Mais sans financement supplémentaire, les services de l'UNHAS pourraient être suspendus au-delà de mars 2025, ce qui mettrait en péril l'accès à l'aide humanitaire dans tout le pays. Le PAM a besoin d'urgence de 33,1 millions de dollars pour poursuivre ses activités.
« Nous devons intervenir immédiatement. Nous avons besoin de fonds et de ressources supplémentaires », a déclaré Mme. Thakral.
Les femmes et les jeunes filles en première ligne

Avec l'aggravation des conditions de vie, les femmes et les jeunes filles sont de plus en plus exposées à la violence et à l'exploitation sexuelles. Nombre d'entre elles sont attaquées alors qu'elles sont à la recherche de bois de chauffe et, dans des cas extrêmes, certaines ont recours à des relations sexuelles de survie pour nourrir leur famille. Les ménages dirigés par des femmes sont particulièrement vulnérables.
« Mettre de la nourriture dans les mains des femmes et leur fournir des moyens de subsistance est essentiel pour réduire la violence à l'encontre des femmes et des filles », a déclaré Mme. Thakral.
Le PAM prévoit de distribuer 57 tonnes de nourriture pour aider 11 000 enfants et femmes enceintes ou allaitantes qui risquent de souffrir de malnutrition sévère.
Entre-temps, le PAM a également repris des opérations limitées pour le traitement de la malnutrition et les patients atteints de Mpox dans le Nord-Kivu.
72 heures pour quitter : Les déplacés de Bulengo à travers leurs propres voix

Le 9 février, les habitants du camp de Bulengo, près de Goma, ont été sommés de partir dans les 72 heures par le M23. Il s'agissait de leur deuxième déplacement en quelques semaines, car ils faisaient partie des 700 000 personnes déracinées lorsque la ville est tombée aux mains du groupe armé en janvier.
« Nous avons peur de rentrer chez nous », a déclaré à l'époque Tumusifu (son nom de famille n'a pas été divulgué pour des raisons de protection), qui a six enfants en bas âge. « Les combats se poursuivent dans notre village natal. Nous avons faim et nous n'avons pas d'argent pour nous aider ».
Elle a ajouté : « Nous attendons le long de la route parce que nous ne savons pas où aller ». (Elle et sa famille ont depuis rejoint les milliers de personnes qui sont retournées dans des villages « où il y a encore des combats »).

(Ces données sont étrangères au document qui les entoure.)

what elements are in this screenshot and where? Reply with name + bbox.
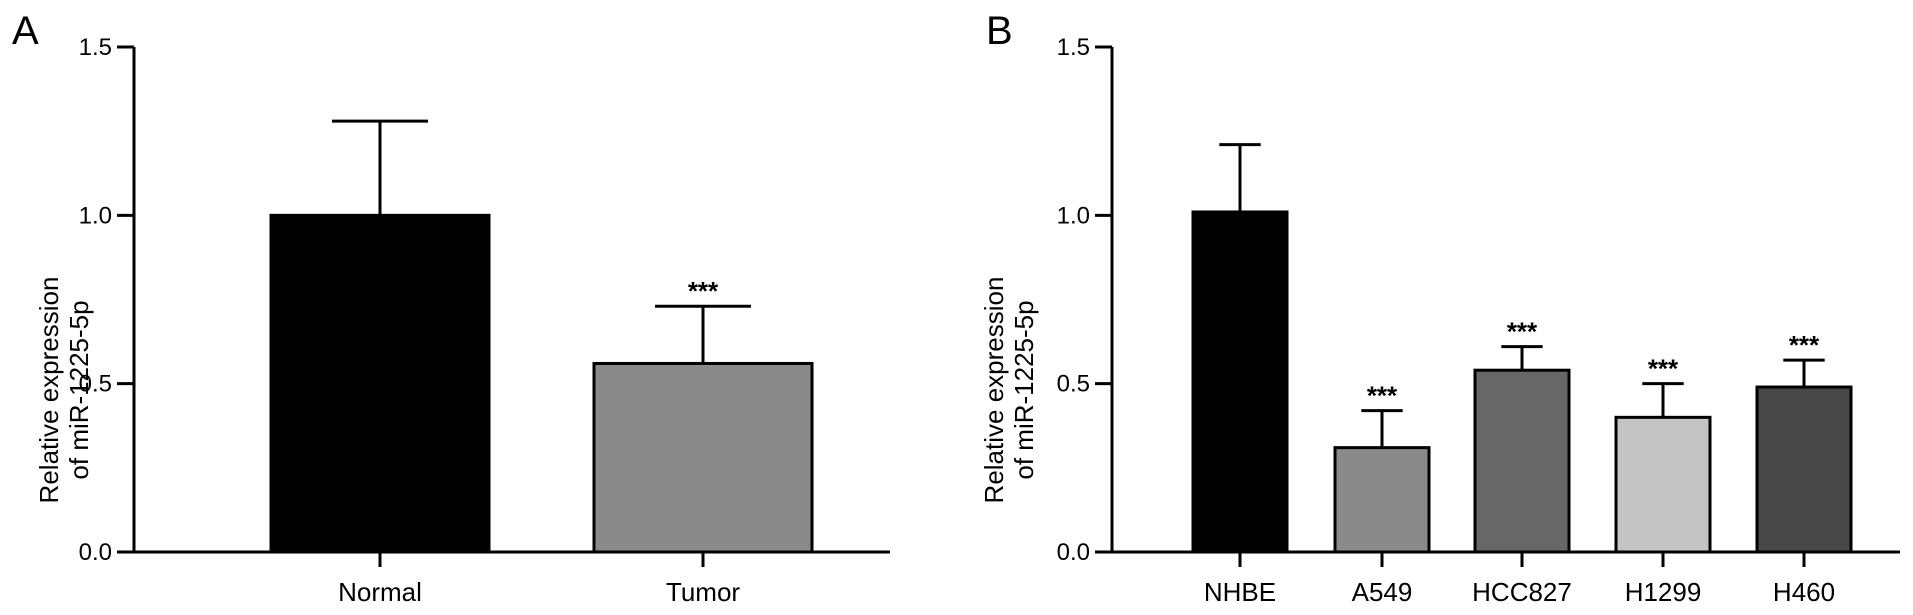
significance-label: *** — [1789, 330, 1820, 360]
y-tick-label: 0.0 — [1057, 539, 1090, 566]
panel-letter: A — [12, 9, 39, 53]
category-label: H460 — [1773, 577, 1835, 607]
y-tick-label: 0.5 — [1057, 371, 1090, 398]
category-label: Tumor — [666, 577, 740, 607]
significance-label: *** — [1367, 381, 1398, 411]
bar — [592, 361, 814, 554]
y-tick-label: 1.0 — [79, 202, 112, 229]
panel-b: B Relative expression of miR-1225-5p 0.0 0.5… — [979, 9, 1900, 607]
y-tick-label: 1.0 — [1057, 202, 1090, 229]
bar — [269, 213, 491, 554]
y-axis-title: of miR-1225-5p — [64, 300, 94, 479]
y-axis-title: of miR-1225-5p — [1009, 300, 1039, 479]
significance-label: *** — [1507, 317, 1538, 347]
y-tick-label: 0.5 — [79, 371, 112, 398]
category-label: A549 — [1352, 577, 1413, 607]
y-tick-label: 1.5 — [79, 34, 112, 61]
y-tick-label: 1.5 — [1057, 34, 1090, 61]
panel-a: A Relative expression of miR-1225-5p 0.0 0.5… — [12, 9, 890, 607]
bar — [1473, 368, 1571, 554]
y-tick-label: 0.0 — [79, 539, 112, 566]
y-axis-title: Relative expression — [979, 277, 1009, 504]
significance-label: *** — [1648, 354, 1679, 384]
category-label: H1299 — [1625, 577, 1702, 607]
panel-letter: B — [986, 9, 1013, 53]
bar — [1755, 385, 1853, 554]
bar — [1333, 446, 1431, 554]
significance-label: *** — [688, 276, 719, 306]
bar — [1614, 415, 1712, 554]
bar — [1191, 210, 1289, 554]
category-label: HCC827 — [1472, 577, 1572, 607]
category-label: Normal — [338, 577, 422, 607]
category-label: NHBE — [1204, 577, 1276, 607]
y-axis-title: Relative expression — [34, 277, 64, 504]
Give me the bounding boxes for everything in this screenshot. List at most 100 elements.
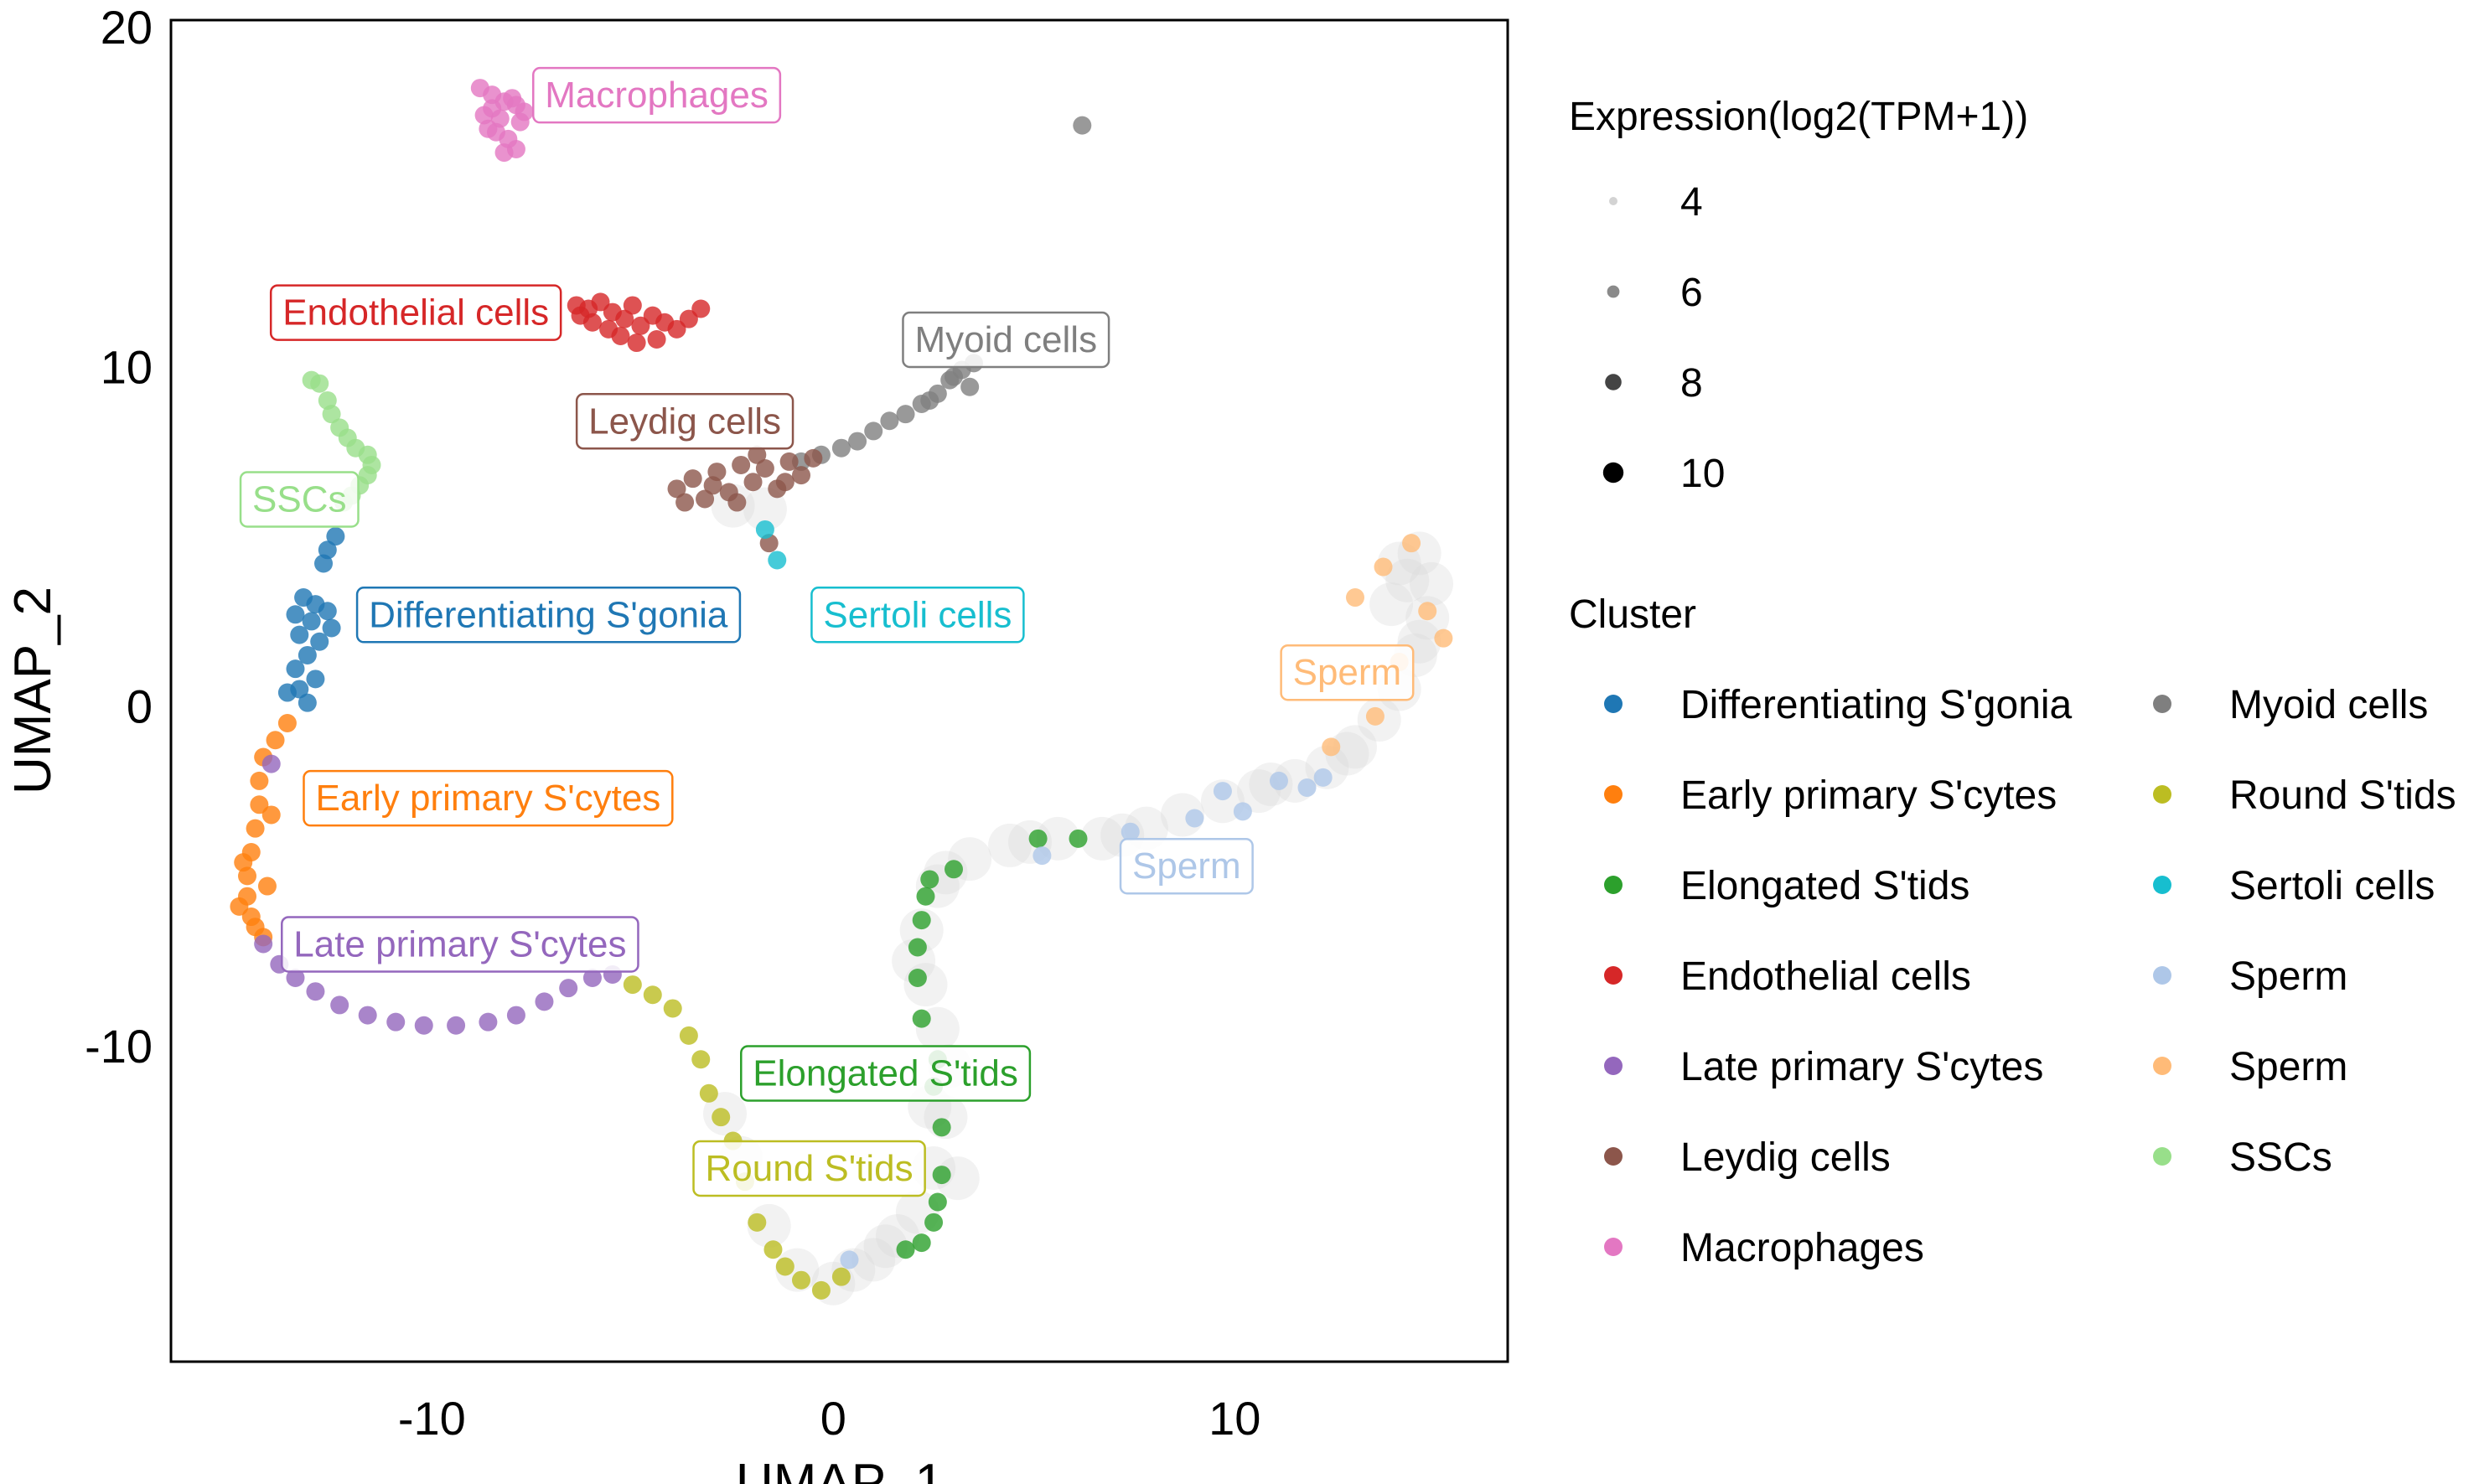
data-point: [611, 326, 630, 345]
size-legend-label: 6: [1680, 271, 1703, 315]
cluster-legend-label: Myoid cells: [2229, 683, 2428, 727]
cluster-legend-title: Cluster: [1569, 592, 1696, 637]
cluster-sertoli-cells: [755, 520, 787, 570]
data-point: [318, 602, 337, 621]
size-legend-key: [1607, 285, 1620, 298]
label-late-primary-s-cytes: Late primary S'cytes: [281, 916, 639, 973]
data-point: [298, 693, 317, 712]
data-point: [230, 897, 249, 916]
label-box: [902, 311, 1110, 369]
data-point: [908, 938, 927, 957]
data-point: [643, 985, 662, 1005]
data-point: [880, 411, 899, 431]
cluster-legend-key: [2153, 695, 2171, 713]
data-point: [916, 887, 935, 906]
label-sertoli-cells: Sertoli cells: [810, 587, 1025, 644]
data-point: [691, 1050, 711, 1069]
label-box: [1119, 837, 1254, 895]
data-point: [683, 469, 702, 489]
label-leydig-cells: Leydig cells: [575, 393, 794, 450]
data-point: [250, 771, 269, 790]
background-point: [988, 823, 1033, 867]
size-legend-key: [1605, 374, 1622, 390]
data-point: [286, 605, 305, 624]
data-point: [322, 405, 341, 424]
background-point: [1080, 816, 1125, 861]
data-point: [326, 527, 345, 546]
background-point: [1369, 582, 1414, 627]
cluster-sperm: [840, 768, 1333, 1269]
data-point: [920, 870, 939, 889]
data-point: [831, 1267, 851, 1286]
data-point: [298, 645, 317, 664]
data-point: [1434, 628, 1453, 648]
label-myoid-cells: Myoid cells: [902, 311, 1110, 369]
size-legend: 4 6 8 10: [1602, 180, 1725, 496]
data-point: [932, 1118, 951, 1137]
cluster-legend-label: Elongated S'tids: [1680, 864, 1969, 908]
data-point: [582, 968, 602, 987]
data-point: [691, 299, 711, 318]
data-point: [623, 975, 642, 995]
cluster-label-text: Differentiating S'gonia: [369, 594, 728, 635]
data-point: [675, 493, 695, 512]
data-point: [591, 292, 610, 312]
data-point: [667, 479, 686, 499]
data-point: [699, 1083, 718, 1103]
data-point: [286, 659, 305, 679]
y-axis-title: UMAP_2: [4, 587, 62, 794]
y-tick-label: 10: [101, 340, 153, 393]
data-point: [1297, 778, 1317, 798]
label-box: [532, 66, 782, 124]
data-point: [1322, 737, 1341, 757]
background-point: [863, 1224, 908, 1269]
data-point: [831, 438, 851, 458]
cluster-legend-label: SSCs: [2229, 1135, 2332, 1180]
data-point: [748, 445, 767, 464]
data-point: [732, 455, 751, 474]
data-point: [261, 754, 281, 773]
data-point: [234, 853, 253, 872]
background-point: [1333, 725, 1377, 769]
y-tick-label: 20: [101, 1, 153, 54]
data-point: [358, 1006, 377, 1025]
data-point: [1069, 829, 1088, 848]
cluster-label-text: Macrophages: [545, 75, 769, 116]
cluster-label-text: Leydig cells: [588, 401, 781, 442]
label-box: [281, 916, 639, 973]
data-point: [1213, 782, 1232, 801]
data-point: [712, 1108, 731, 1127]
data-point: [679, 309, 698, 328]
cluster-legend-key: [1604, 785, 1623, 804]
data-point: [290, 625, 309, 644]
label-differentiating-s-gonia: Differentiating S'gonia: [355, 587, 742, 644]
cluster-label-text: Endothelial cells: [282, 292, 549, 334]
data-point: [1233, 802, 1252, 821]
cluster-legend-key: [1604, 1147, 1623, 1166]
data-point: [791, 1270, 810, 1290]
data-point: [623, 296, 642, 315]
data-point: [755, 520, 774, 539]
data-point: [924, 1213, 944, 1232]
data-point: [960, 377, 980, 396]
label-box: [355, 587, 742, 644]
data-point: [322, 618, 341, 638]
data-point: [908, 968, 927, 987]
data-point: [1185, 809, 1204, 828]
cluster-legend: Differentiating S'gonia Early primary S'c…: [1604, 683, 2456, 1270]
cluster-legend-label: Early primary S'cytes: [1680, 773, 2057, 818]
data-point: [286, 968, 305, 987]
cluster-label-text: Sperm: [1293, 652, 1402, 693]
label-box: [303, 769, 674, 827]
data-point: [912, 1233, 931, 1253]
data-point: [306, 982, 325, 1001]
data-point: [920, 390, 939, 410]
data-point: [254, 934, 273, 954]
cluster-label-text: Late primary S'cytes: [293, 923, 626, 964]
cluster-legend-label: Leydig cells: [1680, 1135, 1891, 1180]
label-box: [1280, 644, 1415, 701]
data-point: [414, 1016, 433, 1035]
data-point: [848, 432, 867, 451]
data-point: [1028, 829, 1048, 848]
x-tick-label: 0: [820, 1392, 846, 1445]
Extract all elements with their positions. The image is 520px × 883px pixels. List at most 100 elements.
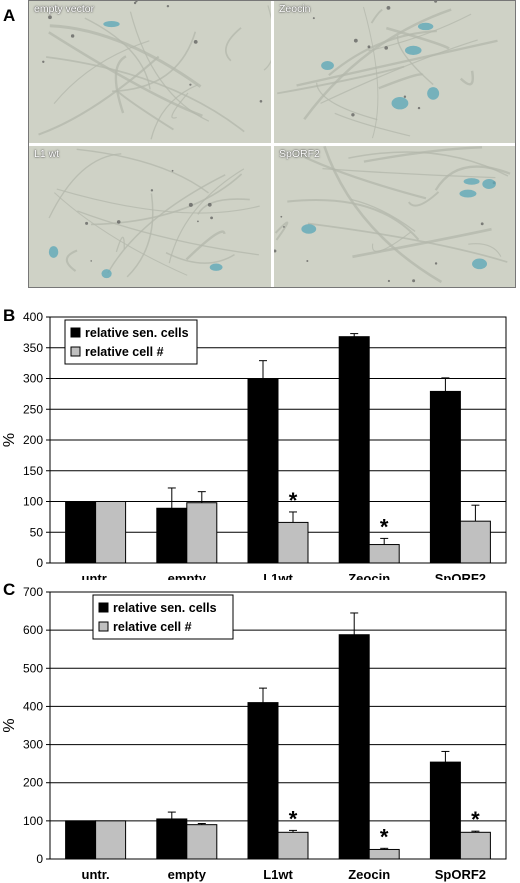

« La nourriture est notre plus grand besoin en ce moment. Certains enfants meurent de faim. Il n'y a pas de médicaments car les cliniques sont fermées.
Une autre jeune mère, Françoise, a fui le camp de déplacés dans lequel elle vivait près de Goma avec cinq de ses enfants dans une direction, tandis que son mari a fui dans une autre avec le sixième enfant du couple.
« Je suis actuellement réfugiée dans une école et nous ne nous sommes pas revus depuis », a-t-elle déclaré. « Notre vie est encore plus difficile qu'elle ne l'était dans les camps. Le plus difficile pour nous, c'est la pénurie de nourriture et le manque d'eau. Nous n'avons pas accès à un centre de santé.
« Ce qui se passe actuellement effraie les gens et crée une grande confusion », a déclaré Francine. « Par peur, nous démontons maintenant nos huttes et retournons d'où nous sommes venus.
Mais nous n'avons pas de maisons chez nous, elles sont déjà démolies ou incendiées. Comme vous pouvez le voir, tous nos biens se trouvent le long de la route... Nous avons besoin de paix et d'unité ».
Malgré toutes ces difficultés, les gens rêvent de retrouver les maisons qu'ils avaient avant d'être contraints de vivre dans des camps de déplacés.
« Nous ne choisirons pas une vie de déplacement plutôt que la paix de notre patrie », a déclaré Tumusifu. « Même si nous avons tout perdu - les champs, le bétail - nous avons les compétences nécessaires pour redémarrer.